I’ve decided, quite definitively (and more definitively than I have made any other decision in my life), that I want to be an actress. Film, television, theatre – I don’t really care. I am completely and totally in love with being someone else for a few hours every day. And I know (even though it isn’t what I went to school for) that I am good.
I did acting camp growing up. I’ve been training in classical ballet since I was five. I took Honors level Modern and Shakespearean Drama in high school, and I was recommended for Honors because of my playing Lady Macbeth in my Survey of British and Irish Literature course the year before. I was stopped in the hallway by that English teacher to say that he had thought I had done an amazing job. I loved playing Miranda from The Tempest for the drama course. The physical aspect of the role showing me just how amazing it can be to be someone else, to act opposite someone else.

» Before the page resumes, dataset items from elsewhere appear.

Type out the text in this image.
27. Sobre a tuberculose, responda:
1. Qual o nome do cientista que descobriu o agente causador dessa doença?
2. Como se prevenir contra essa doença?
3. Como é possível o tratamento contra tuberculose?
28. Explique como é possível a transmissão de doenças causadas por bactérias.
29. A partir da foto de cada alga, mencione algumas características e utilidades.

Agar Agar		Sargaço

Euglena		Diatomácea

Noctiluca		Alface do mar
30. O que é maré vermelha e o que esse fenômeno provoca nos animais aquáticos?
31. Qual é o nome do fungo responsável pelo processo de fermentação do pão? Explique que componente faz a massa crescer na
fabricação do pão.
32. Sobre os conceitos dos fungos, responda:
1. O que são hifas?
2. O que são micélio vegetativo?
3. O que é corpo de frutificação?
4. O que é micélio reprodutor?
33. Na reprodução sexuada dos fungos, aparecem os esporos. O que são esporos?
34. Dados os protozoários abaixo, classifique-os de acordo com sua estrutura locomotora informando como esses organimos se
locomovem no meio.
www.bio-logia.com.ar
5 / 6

And very recently, after a rather odd dream, I auditioned for a local production of Oliver!. I didn’t get in, but it brought back the memory of just how much I really do love acting. Shaking like a leaf and everything.
So I’ve started doing just about everything I can to make the dream a reality. I started by redesigning this website. I’ve put up a profile on a few different websites, including Backstage. I’ve looked into Boston Casting – since Boston’s probably the closest I’ll get to home right now – and made a login for their website.
Part of me desperately wants to hold back – “What are you doing? You’re not qualified for this?” And then I find myself questioning – I’m not qualified for this in the same way I’m not qualified to be a web developer or a computer programmer. I lack a piece of paper from some school or other stating that this is what I’m good at. And I know I’m good. So really at this point it is finding acting classes and voice classes and EXPERIENCE. And marketing myself.
Perhaps writing this blog on my professional website isn’t exactly marketing myself well, but I am good at what I can do. And I know I’m good.
So this is me, putting myself out there. This is me telling life that you know what, it’s time for me to take a chance. It’s time for me to believe I can and to know I will.